Tuttavia, se consideriamo la complessiva vulnerabilità dell’essere umano alla luce delle conoscenze oggi disponibili, vediamo che le disuguaglianze che si manifestano nella vecchiaia possono e devono essere oggetto di intervento a vantaggio di tutti, non solo di chi ha vinto la lotteria genetica. Se è possibile vivere più a lungo in buona salute senza essere colpiti dalle malattie tipiche dell’invecchiamento è giusto cercare di studiare più a fondo queste tecniche. Investire nella ricerca e intervenire per ritardare l’invecchiamento cellulare in tutte le fasi della vita potrebbe contribuire alla salute e al benessere dell’individuo all’interno della sua “naturale longevità”, non dovrebbe necessariamente implicare una spasmodica ricerca della perpetua giovinezza o dell’immortalità. In fin dei conti, Ronald Dworkin ci ammoniva a tenere sempre presente che le disuguaglianze che non derivano da scelte deliberate degli individui, ma da circostanze che sfuggono al loro controllo, sono per definizione ingiuste.

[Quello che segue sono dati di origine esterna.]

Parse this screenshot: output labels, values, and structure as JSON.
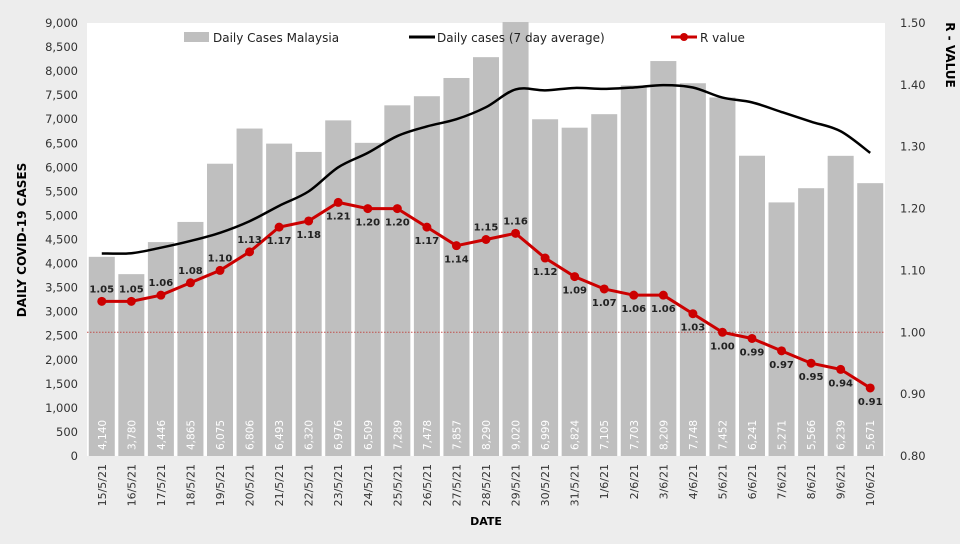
{
  "chart_data": {
    "type": "bar",
    "title": "",
    "xlabel": "DATE",
    "ylabel": "DAILY COVID-19 CASES",
    "y2label": "R - VALUE",
    "ylim": [
      0,
      9000
    ],
    "y2lim": [
      0.8,
      1.5
    ],
    "yticks": [
      "0",
      "500",
      "1,000",
      "1,500",
      "2,000",
      "2,500",
      "3,000",
      "3,500",
      "4,000",
      "4,500",
      "5,000",
      "5,500",
      "6,000",
      "6,500",
      "7,000",
      "7,500",
      "8,000",
      "8,500",
      "9,000"
    ],
    "y2ticks": [
      "0.80",
      "0.90",
      "1.00",
      "1.10",
      "1.20",
      "1.30",
      "1.40",
      "1.50"
    ],
    "grid": false,
    "legend_placement": "top",
    "reference_line": {
      "axis": "y2",
      "value": 1.0,
      "style": "dotted",
      "color": "#c0504d"
    },
    "categories": [
      "15/5/21",
      "16/5/21",
      "17/5/21",
      "18/5/21",
      "19/5/21",
      "20/5/21",
      "21/5/21",
      "22/5/21",
      "23/5/21",
      "24/5/21",
      "25/5/21",
      "26/5/21",
      "27/5/21",
      "28/5/21",
      "29/5/21",
      "30/5/21",
      "31/5/21",
      "1/6/21",
      "2/6/21",
      "3/6/21",
      "4/6/21",
      "5/6/21",
      "6/6/21",
      "7/6/21",
      "8/6/21",
      "9/6/21",
      "10/6/21"
    ],
    "series": [
      {
        "name": "Daily Cases Malaysia",
        "type": "bar",
        "axis": "y",
        "color": "#bfbfbf",
        "values": [
          4140,
          3780,
          4446,
          4865,
          6075,
          6806,
          6493,
          6320,
          6976,
          6509,
          7289,
          7478,
          7857,
          8290,
          9020,
          6999,
          6824,
          7105,
          7703,
          8209,
          7748,
          7452,
          6241,
          5271,
          5566,
          6239,
          5671
        ],
        "labels": [
          "4,140",
          "3,780",
          "4,446",
          "4,865",
          "6,075",
          "6,806",
          "6,493",
          "6,320",
          "6,976",
          "6,509",
          "7,289",
          "7,478",
          "7,857",
          "8,290",
          "9,020",
          "6,999",
          "6,824",
          "7,105",
          "7,703",
          "8,209",
          "7,748",
          "7,452",
          "6,241",
          "5,271",
          "5,566",
          "6,239",
          "5,671"
        ]
      },
      {
        "name": "Daily cases (7 day average)",
        "type": "line",
        "axis": "y",
        "color": "#000000",
        "values": [
          4210,
          4215,
          4330,
          4470,
          4640,
          4880,
          5200,
          5500,
          6000,
          6300,
          6650,
          6850,
          7000,
          7250,
          7620,
          7600,
          7650,
          7630,
          7660,
          7710,
          7660,
          7450,
          7350,
          7150,
          6950,
          6750,
          6300
        ]
      },
      {
        "name": "R value",
        "type": "line",
        "axis": "y2",
        "color": "#cc0000",
        "values": [
          1.05,
          1.05,
          1.06,
          1.08,
          1.1,
          1.13,
          1.17,
          1.18,
          1.21,
          1.2,
          1.2,
          1.17,
          1.14,
          1.15,
          1.16,
          1.12,
          1.09,
          1.07,
          1.06,
          1.06,
          1.03,
          1.0,
          0.99,
          0.97,
          0.95,
          0.94,
          0.91
        ],
        "labels": [
          "1.05",
          "1.05",
          "1.06",
          "1.08",
          "1.10",
          "1.13",
          "1.17",
          "1.18",
          "1.21",
          "1.20",
          "1.20",
          "1.17",
          "1.14",
          "1.15",
          "1.16",
          "1.12",
          "1.09",
          "1.07",
          "1.06",
          "1.06",
          "1.03",
          "1.00",
          "0.99",
          "0.97",
          "0.95",
          "0.94",
          "0.91"
        ]
      }
    ]
  }
}
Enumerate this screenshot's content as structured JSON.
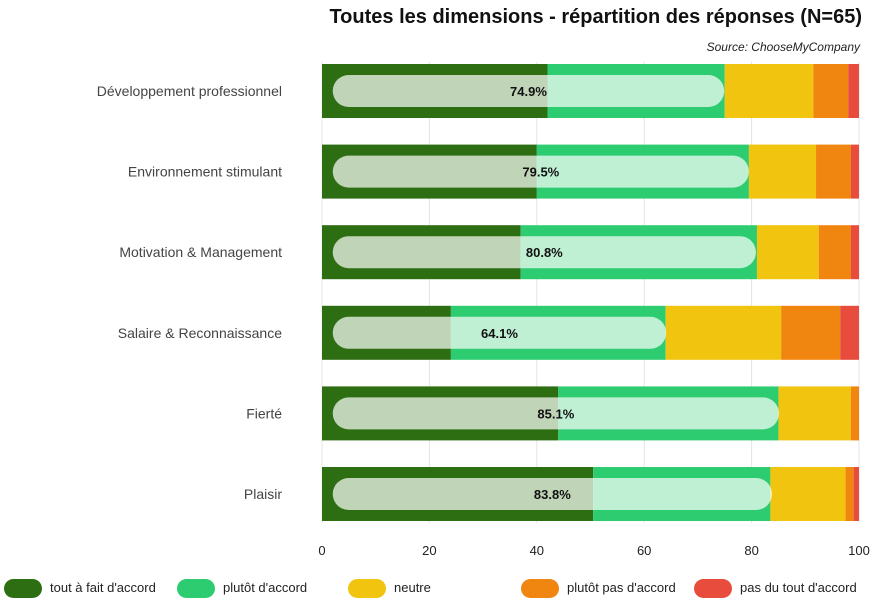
{
  "chart_data": {
    "type": "bar",
    "stacked": true,
    "orientation": "horizontal",
    "title": "Toutes les dimensions - répartition des réponses (N=65)",
    "subtitle": "Source: ChooseMyCompany",
    "xlim": [
      0,
      100
    ],
    "xticks": [
      0,
      20,
      40,
      60,
      80,
      100
    ],
    "grid": true,
    "legend_position": "bottom",
    "categories": [
      "Développement professionnel",
      "Environnement stimulant",
      "Motivation & Management",
      "Salaire & Reconnaissance",
      "Fierté",
      "Plaisir"
    ],
    "series": [
      {
        "name": "tout à fait d'accord",
        "color": "#2d6e12",
        "values": [
          42.0,
          40.0,
          37.0,
          24.0,
          44.0,
          50.5
        ]
      },
      {
        "name": "plutôt d'accord",
        "color": "#2ecc71",
        "values": [
          33.0,
          39.5,
          44.0,
          40.0,
          41.0,
          33.0
        ]
      },
      {
        "name": "neutre",
        "color": "#f1c40f",
        "values": [
          16.5,
          12.5,
          11.5,
          21.5,
          13.5,
          14.0
        ]
      },
      {
        "name": "plutôt pas d'accord",
        "color": "#f0850f",
        "values": [
          6.5,
          6.5,
          6.0,
          11.0,
          1.5,
          1.5
        ]
      },
      {
        "name": "pas du tout d'accord",
        "color": "#e74c3c",
        "values": [
          2.0,
          1.5,
          1.5,
          3.5,
          0.0,
          1.0
        ]
      }
    ],
    "positive_share": {
      "values": [
        74.9,
        79.5,
        80.8,
        64.1,
        85.1,
        83.8
      ],
      "labels": [
        "74.9%",
        "79.5%",
        "80.8%",
        "64.1%",
        "85.1%",
        "83.8%"
      ],
      "color": "#ffffff"
    }
  }
}
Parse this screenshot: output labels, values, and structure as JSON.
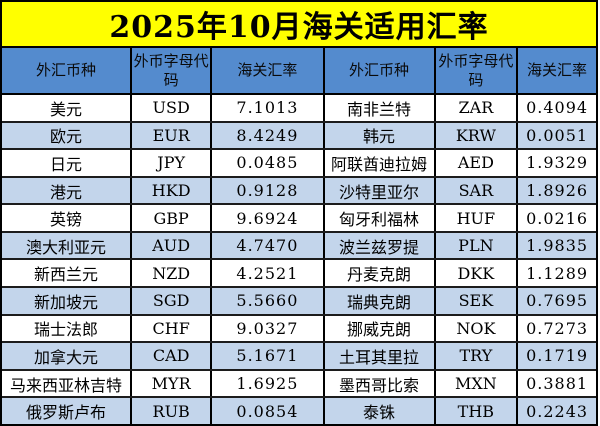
{
  "title": "2025年10月海关适用汇率",
  "columns": {
    "currency": "外汇币种",
    "code": "外币字母代码",
    "rate": "海关汇率"
  },
  "colors": {
    "title_bg": "#ffff00",
    "header_bg": "#548bce",
    "band_row_bg": "#c3d5eb",
    "border": "#000000"
  },
  "rows": [
    {
      "left": {
        "currency": "美元",
        "code": "USD",
        "rate": "7.1013"
      },
      "right": {
        "currency": "南非兰特",
        "code": "ZAR",
        "rate": "0.4094"
      }
    },
    {
      "left": {
        "currency": "欧元",
        "code": "EUR",
        "rate": "8.4249"
      },
      "right": {
        "currency": "韩元",
        "code": "KRW",
        "rate": "0.0051"
      }
    },
    {
      "left": {
        "currency": "日元",
        "code": "JPY",
        "rate": "0.0485"
      },
      "right": {
        "currency": "阿联酋迪拉姆",
        "code": "AED",
        "rate": "1.9329"
      }
    },
    {
      "left": {
        "currency": "港元",
        "code": "HKD",
        "rate": "0.9128"
      },
      "right": {
        "currency": "沙特里亚尔",
        "code": "SAR",
        "rate": "1.8926"
      }
    },
    {
      "left": {
        "currency": "英镑",
        "code": "GBP",
        "rate": "9.6924"
      },
      "right": {
        "currency": "匈牙利福林",
        "code": "HUF",
        "rate": "0.0216"
      }
    },
    {
      "left": {
        "currency": "澳大利亚元",
        "code": "AUD",
        "rate": "4.7470"
      },
      "right": {
        "currency": "波兰兹罗提",
        "code": "PLN",
        "rate": "1.9835"
      }
    },
    {
      "left": {
        "currency": "新西兰元",
        "code": "NZD",
        "rate": "4.2521"
      },
      "right": {
        "currency": "丹麦克朗",
        "code": "DKK",
        "rate": "1.1289"
      }
    },
    {
      "left": {
        "currency": "新加坡元",
        "code": "SGD",
        "rate": "5.5660"
      },
      "right": {
        "currency": "瑞典克朗",
        "code": "SEK",
        "rate": "0.7695"
      }
    },
    {
      "left": {
        "currency": "瑞士法郎",
        "code": "CHF",
        "rate": "9.0327"
      },
      "right": {
        "currency": "挪威克朗",
        "code": "NOK",
        "rate": "0.7273"
      }
    },
    {
      "left": {
        "currency": "加拿大元",
        "code": "CAD",
        "rate": "5.1671"
      },
      "right": {
        "currency": "土耳其里拉",
        "code": "TRY",
        "rate": "0.1719"
      }
    },
    {
      "left": {
        "currency": "马来西亚林吉特",
        "code": "MYR",
        "rate": "1.6925"
      },
      "right": {
        "currency": "墨西哥比索",
        "code": "MXN",
        "rate": "0.3881"
      }
    },
    {
      "left": {
        "currency": "俄罗斯卢布",
        "code": "RUB",
        "rate": "0.0854"
      },
      "right": {
        "currency": "泰铢",
        "code": "THB",
        "rate": "0.2243"
      }
    }
  ]
}
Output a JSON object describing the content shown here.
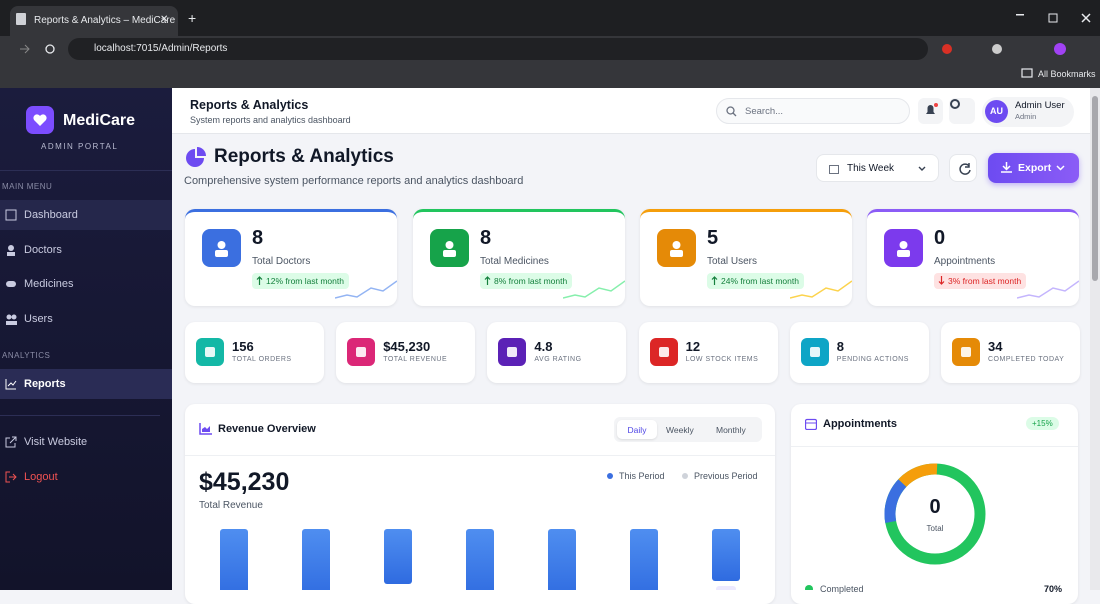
{
  "browser": {
    "tab_title": "Reports & Analytics – MediCare",
    "url": "localhost:7015/Admin/Reports",
    "bookmarks": "All Bookmarks"
  },
  "sidebar": {
    "brand": "MediCare",
    "subtitle": "ADMIN PORTAL",
    "sections": [
      {
        "label": "MAIN MENU",
        "items": [
          "Dashboard",
          "Doctors",
          "Medicines",
          "Users"
        ]
      },
      {
        "label": "ANALYTICS",
        "items": [
          "Reports"
        ]
      }
    ],
    "links": [
      "Visit Website",
      "Logout"
    ]
  },
  "header": {
    "title": "Reports & Analytics",
    "subtitle": "System reports and analytics dashboard",
    "search_placeholder": "Search...",
    "user_initials": "AU",
    "user_name": "Admin User",
    "user_role": "Admin"
  },
  "page": {
    "title": "Reports & Analytics",
    "subtitle": "Comprehensive system performance reports and analytics dashboard",
    "period": "This Week",
    "export": "Export"
  },
  "stats": [
    {
      "value": "8",
      "label": "Total Doctors",
      "change": "12% from last month"
    },
    {
      "value": "8",
      "label": "Total Medicines",
      "change": "8% from last month"
    },
    {
      "value": "5",
      "label": "Total Users",
      "change": "24% from last month"
    },
    {
      "value": "0",
      "label": "Appointments",
      "change": "3% from last month"
    }
  ],
  "metrics": [
    {
      "value": "156",
      "label": "TOTAL ORDERS"
    },
    {
      "value": "$45,230",
      "label": "TOTAL REVENUE"
    },
    {
      "value": "4.8",
      "label": "AVG RATING"
    },
    {
      "value": "12",
      "label": "LOW STOCK ITEMS"
    },
    {
      "value": "8",
      "label": "PENDING ACTIONS"
    },
    {
      "value": "34",
      "label": "COMPLETED TODAY"
    }
  ],
  "revenue": {
    "title": "Revenue Overview",
    "tabs": [
      "Daily",
      "Weekly",
      "Monthly"
    ],
    "total": "$45,230",
    "total_label": "Total Revenue",
    "legend": [
      "This Period",
      "Previous Period"
    ]
  },
  "appointments": {
    "title": "Appointments",
    "badge": "+15%",
    "center_value": "0",
    "center_label": "Total",
    "legend": [
      {
        "label": "Completed",
        "value": "70%"
      }
    ]
  }
}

Considerando che molte persone trascorrono i loro ultimi anni di vita con malattie tipiche della loro sfortunata estrazione nella lotteria genetica, mentre altri individui invecchiano in buona salute, sembra ragionevole ipotizzare che questo tipo di disuguaglianza debba essere eliminata dalla società se possibile. Al tempo stesso, appare ancora impellente sottolineare che questa nobile causa non può far passare in secondo piano che questo tipo di ricerche possano tollerare la creazione di un sistema in cui pochi monopolizzino l’opportunità di “accesso alla salute”. Dato che scenari in cui pochi ricchi potrebbero esaurire tutto il plasma giovane disponibile sono lontani dall’essere inverosimili, c’è da chiedersi come dovrebbe rispondere la società nella sua totalità, non concentrandoci sul singolo individuo. In questo senso, la domanda è se il pubblico debba sostenere una linea di ricerca che persegue esplicitamente risultati che – almeno inizialmente – saranno profondamente elitari e quindi inaccessibili alla maggior parte di coloro che sono interessati alla terapia in questione. Infatti, dall’utilizzo di plasma da giovani donatori avvenuto finora, è apparso chiaro che, anche a causa della stratificazione per età della popolazione nei Paesi occidentali, questi trattamenti anti età o ringiovanenti difficilmente possono essere accessibili ai più, ma solo a pochi ricchi. La ricerca pubblica, o finanziata con contributi pubblici, dovrebbe essere indirizzata verso terapie che aiutino a ridurre le diseguaglianze genetiche che ci caratterizzano e in alcuni casi creano sofferenza e disparità, ma sempre conscia del contesto sociopolitico in cui i risultati si svilupperanno. Con grande attenzione che questi non abbiano evidenti limitazioni in termini di distribuzione e somministrazione. Dinamiche per certi versi simili le abbiamo viste, con l’imbarazzo di parecchi di noi, molto chiaramente con la patetica distribuzione a livello globale dei vaccini contro il Covid-19. In fin dei conti, invece di curarci dalla morte, dovremmo concentrarci sul far vivere una vita degna a tutti. Anche in termini medici.